Diesen Vorgaben genügen nach Ansicht des Bundesverfassungsgerichts die angegriffenen Entscheidungen. Sie erkennen neben dem weiterhin bestehenden Informationswert des archivierten Artikels, den sie in nachvollziehbarer Weise begründen, auch ein allgemeines Interesse der Presse an, ihre Archive möglichst vollständig und unverändert der Öffentlichkeit verfügbar zu halten. Dabei nehmen sie - grundrechtlich nicht zu beanstanden - an, dass dem Beschwerdeführer aus der öffentlichen Kenntnis um sein Kindschaftsverhältnis zu dem ehemaligen Oberbürgermeister keine erheblichen negativen Folgen drohen. Insofern gehen sie nachvollziehbar davon aus, dass die aus der Verfügbarkeit des Berichts drohenden Persönlichkeitsbeeinträchtigungen nicht ähnlich schwer wiegen wie bei einer Berichterstattung über schwere Straftaten oder allgemein grob missbilligtes Verhalten.
Eine die Löschung oder Verbergung der persönlichen Daten gebietende Wirkung des Berichts ergebe sich insbesondere auch deshalb nicht, so das Bundesverfassungsgericht, weil dessen Nachweis bei einer Namenssuche durch Internetsuchmaschinen nur auf Position 40 bis 50 erscheint und damit nicht prioritär nachgewiesen wird.
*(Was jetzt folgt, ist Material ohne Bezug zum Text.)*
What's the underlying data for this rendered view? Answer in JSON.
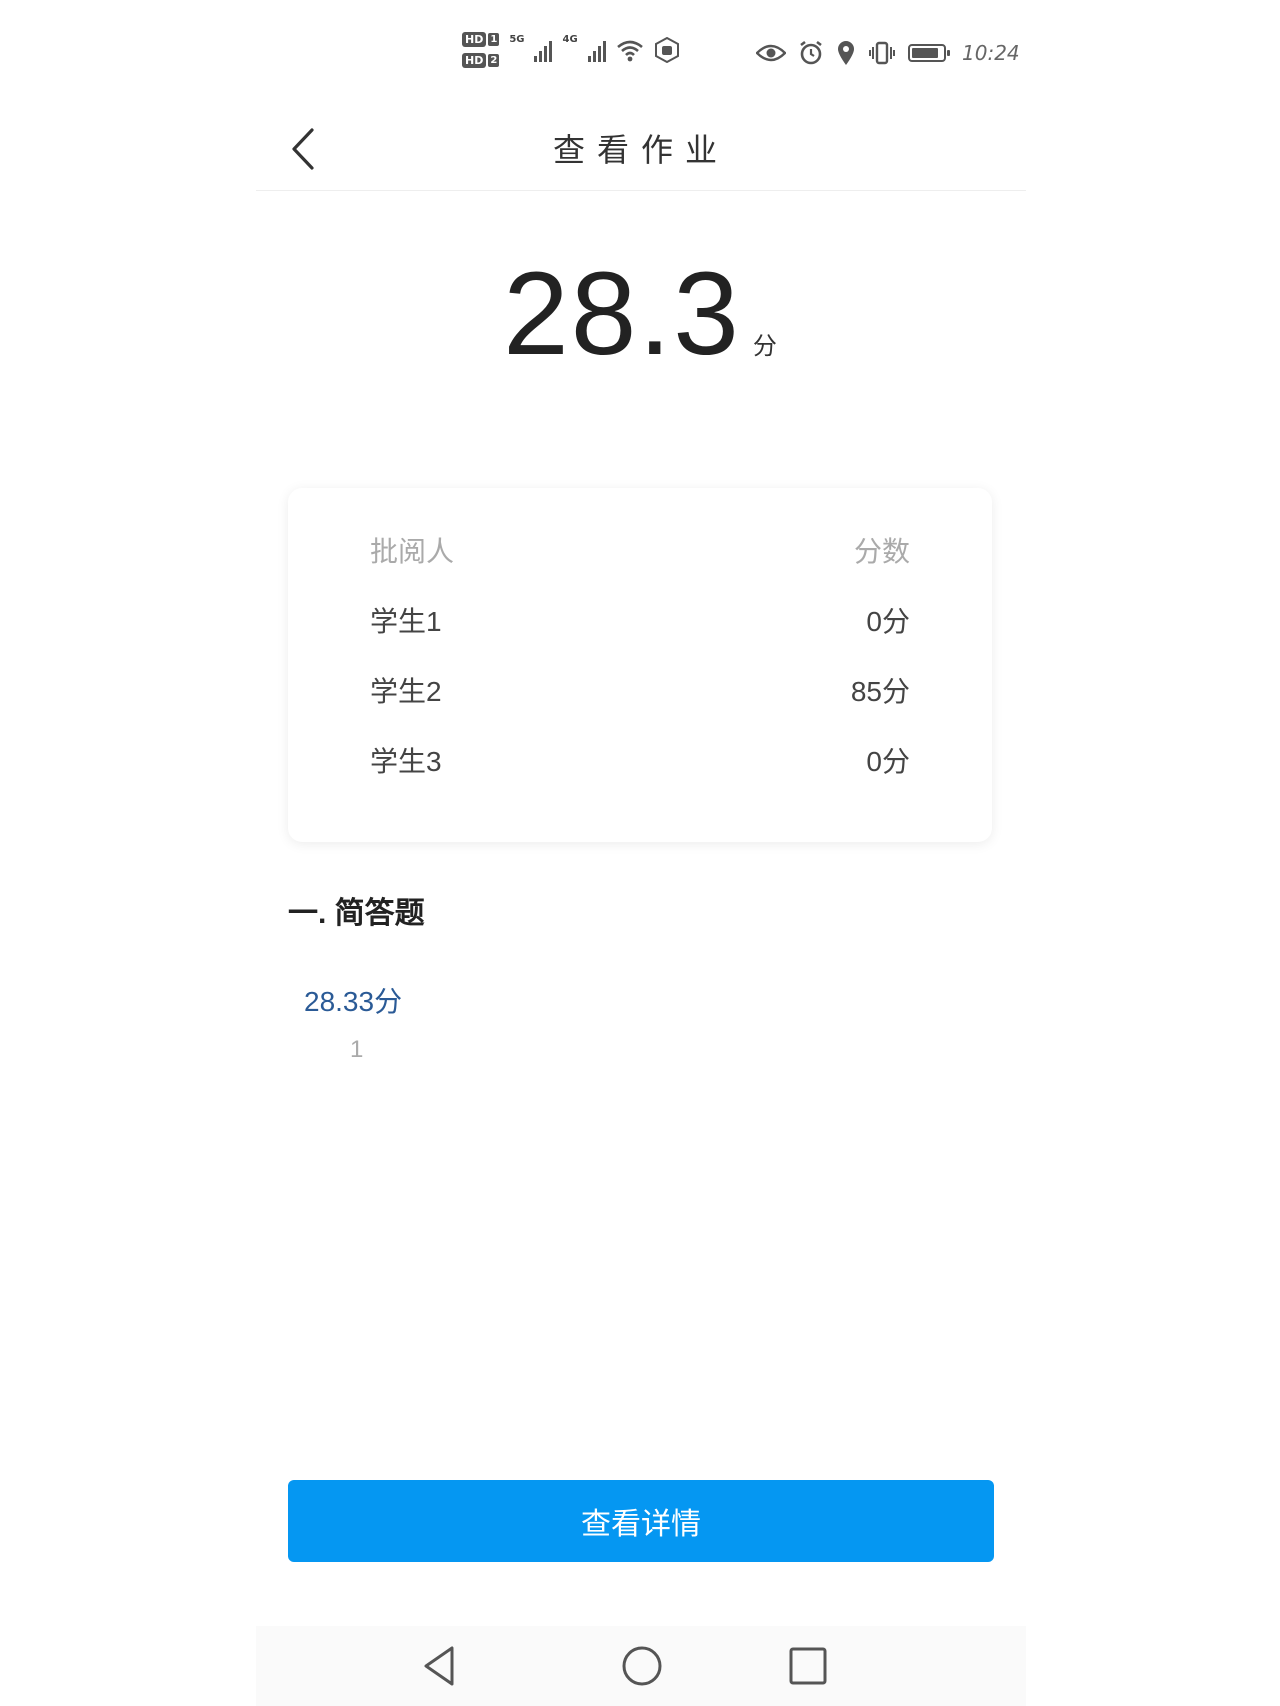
{
  "status_bar": {
    "time": "10:24",
    "sim1_label": "HD",
    "sim1_num": "1",
    "sim2_label": "HD",
    "sim2_num": "2",
    "net1": "5G",
    "net2": "4G",
    "icons": [
      "eye-icon",
      "alarm-icon",
      "location-icon",
      "vibrate-icon",
      "battery-icon",
      "wifi-icon",
      "hand-icon"
    ]
  },
  "header": {
    "title": "查看作业"
  },
  "summary": {
    "score": "28.3",
    "unit": "分"
  },
  "graders": {
    "col_grader": "批阅人",
    "col_score": "分数",
    "rows": [
      {
        "name": "学生1",
        "score": "0分"
      },
      {
        "name": "学生2",
        "score": "85分"
      },
      {
        "name": "学生3",
        "score": "0分"
      }
    ]
  },
  "section": {
    "title": "一. 简答题",
    "question_score": "28.33分",
    "question_number": "1"
  },
  "actions": {
    "detail_label": "查看详情"
  },
  "colors": {
    "accent": "#0597f2",
    "score_link": "#2a5a96"
  }
}
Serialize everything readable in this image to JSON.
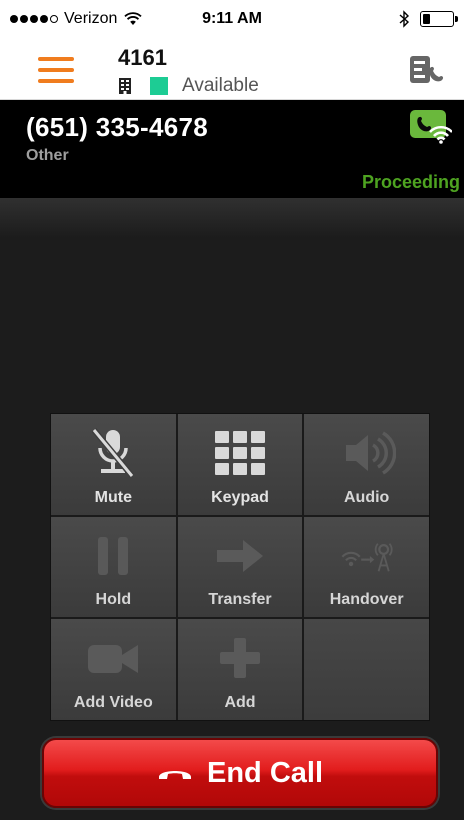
{
  "status_bar": {
    "carrier": "Verizon",
    "time": "9:11 AM",
    "signal_bars_filled": 4,
    "signal_bars_total": 5,
    "battery_level": 0.35
  },
  "header": {
    "extension": "4161",
    "presence": "Available",
    "presence_color": "#1dcc94",
    "menu_icon": "hamburger-menu-icon",
    "right_icon": "contacts-call-icon",
    "accent_color": "#f07c1e"
  },
  "call": {
    "number": "(651) 335-4678",
    "type": "Other",
    "status": "Proceeding",
    "status_color": "#4ea321",
    "network_icon": "wifi-call-icon"
  },
  "controls": [
    {
      "label": "Mute",
      "icon": "muted-microphone-icon",
      "enabled": true
    },
    {
      "label": "Keypad",
      "icon": "keypad-icon",
      "enabled": true
    },
    {
      "label": "Audio",
      "icon": "speaker-icon",
      "enabled": false
    },
    {
      "label": "Hold",
      "icon": "pause-icon",
      "enabled": false
    },
    {
      "label": "Transfer",
      "icon": "arrow-right-icon",
      "enabled": false
    },
    {
      "label": "Handover",
      "icon": "wifi-to-cell-tower-icon",
      "enabled": false
    },
    {
      "label": "Add Video",
      "icon": "video-camera-icon",
      "enabled": false
    },
    {
      "label": "Add",
      "icon": "plus-icon",
      "enabled": false
    }
  ],
  "end_call": {
    "label": "End Call",
    "icon": "hang-up-phone-icon",
    "color": "#e21d1d"
  }
}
Es sei daher nicht erkennbar, dass Personen, die nicht intensive Recherchen anstellen, in persönlichkeitsverletzender Weise auf den Bericht und damit auf das Kindschaftsverhältnis zu dem ehemaligen Oberbürgermeister hingelenkt würden.
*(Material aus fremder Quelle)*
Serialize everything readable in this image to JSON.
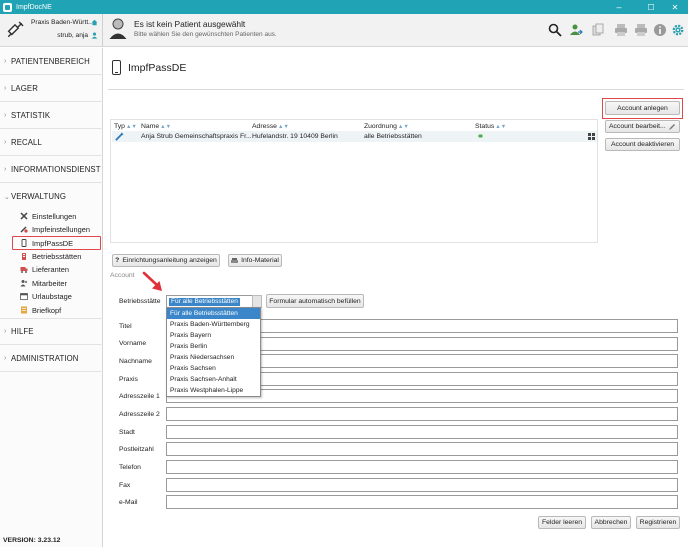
{
  "window": {
    "title": "ImpfDocNE",
    "minimize": "–",
    "maximize": "☐",
    "close": "✕"
  },
  "practice": {
    "name": "Praxis Baden-Württ...",
    "user": "strub, anja"
  },
  "patient": {
    "title": "Es ist kein Patient ausgewählt",
    "subtitle": "Bitte wählen Sie den gewünschten Patienten aus."
  },
  "toolbar": {
    "icons": [
      "search-icon",
      "transfer-icon",
      "documents-icon",
      "print-icon",
      "print-alt-icon",
      "info-icon",
      "gear-icon"
    ]
  },
  "sidebar": {
    "sections": [
      {
        "label": "PATIENTENBEREICH",
        "chev": "›"
      },
      {
        "label": "LAGER",
        "chev": "›"
      },
      {
        "label": "STATISTIK",
        "chev": "›"
      },
      {
        "label": "RECALL",
        "chev": "›"
      },
      {
        "label": "INFORMATIONSDIENST",
        "chev": "›"
      },
      {
        "label": "VERWALTUNG",
        "chev": "⌄"
      },
      {
        "label": "HILFE",
        "chev": "›"
      },
      {
        "label": "ADMINISTRATION",
        "chev": "›"
      }
    ],
    "verwaltung_items": [
      {
        "label": "Einstellungen",
        "icon": "tools-icon"
      },
      {
        "label": "Impfeinstellungen",
        "icon": "syringe-settings-icon"
      },
      {
        "label": "ImpfPassDE",
        "icon": "phone-icon"
      },
      {
        "label": "Betriebsstätten",
        "icon": "building-icon"
      },
      {
        "label": "Lieferanten",
        "icon": "truck-icon"
      },
      {
        "label": "Mitarbeiter",
        "icon": "people-icon"
      },
      {
        "label": "Urlaubstage",
        "icon": "calendar-icon"
      },
      {
        "label": "Briefkopf",
        "icon": "letterhead-icon"
      }
    ],
    "version": "VERSION: 3.23.12"
  },
  "page": {
    "title": "ImpfPassDE"
  },
  "table": {
    "columns": [
      "Typ",
      "Name",
      "Adresse",
      "Zuordnung",
      "Status"
    ],
    "rows": [
      {
        "name": "Anja Strub Gemeinschaftspraxis Fr...",
        "address": "Hufelandstr. 19 10409 Berlin",
        "assignment": "alle Betriebsstätten"
      }
    ]
  },
  "actions": {
    "create": "Account anlegen",
    "edit": "Account bearbeit...",
    "deactivate": "Account deaktivieren"
  },
  "subtabs": {
    "setup_guide": "Einrichtungsanleitung anzeigen",
    "info_material": "Info-Material"
  },
  "account": {
    "section_label": "Account",
    "site_label": "Betriebsstätte",
    "site_selected": "Für alle Betriebsstätten",
    "autofill": "Formular automatisch befüllen",
    "site_options": [
      "Für alle Betriebsstätten",
      "Praxis Baden-Württemberg",
      "Praxis Bayern",
      "Praxis Berlin",
      "Praxis Niedersachsen",
      "Praxis Sachsen",
      "Praxis Sachsen-Anhalt",
      "Praxis Westphalen-Lippe"
    ],
    "fields": [
      {
        "label": "Titel",
        "value": ""
      },
      {
        "label": "Vorname",
        "value": ""
      },
      {
        "label": "Nachname",
        "value": ""
      },
      {
        "label": "Praxis",
        "value": ""
      },
      {
        "label": "Adresszeile 1",
        "value": ""
      },
      {
        "label": "Adresszeile 2",
        "value": ""
      },
      {
        "label": "Stadt",
        "value": ""
      },
      {
        "label": "Postleitzahl",
        "value": ""
      },
      {
        "label": "Telefon",
        "value": ""
      },
      {
        "label": "Fax",
        "value": ""
      },
      {
        "label": "e-Mail",
        "value": ""
      }
    ],
    "clear": "Felder leeren",
    "cancel": "Abbrechen",
    "register": "Registrieren"
  },
  "colors": {
    "titlebar": "#20a3b4",
    "highlight": "#e0474c",
    "selection": "#3a86c9",
    "status_dot": "#4caf50"
  }
}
Auch die vom Beschwerdeführer geltend gemachten Erschwerungen einer selbstbestimmten Persönlichkeitsentfaltung aufgrund der Kenntnis um die ehemals prominente gesellschaftliche und politische Stellung seines Vaters hielt das Bundesverfassungsgericht für unbeachtlich. Zwar möge dieser Gesichtspunkt eine selbständige Persönlichkeitsrelevanz für die Kinder prominenter Personen besitzen. Das Allgemeine Persönlichkeitsrecht gewährleiste jedoch auch insoweit keine einseitig durch die Betroffenen bestimmte Selbstdefinition.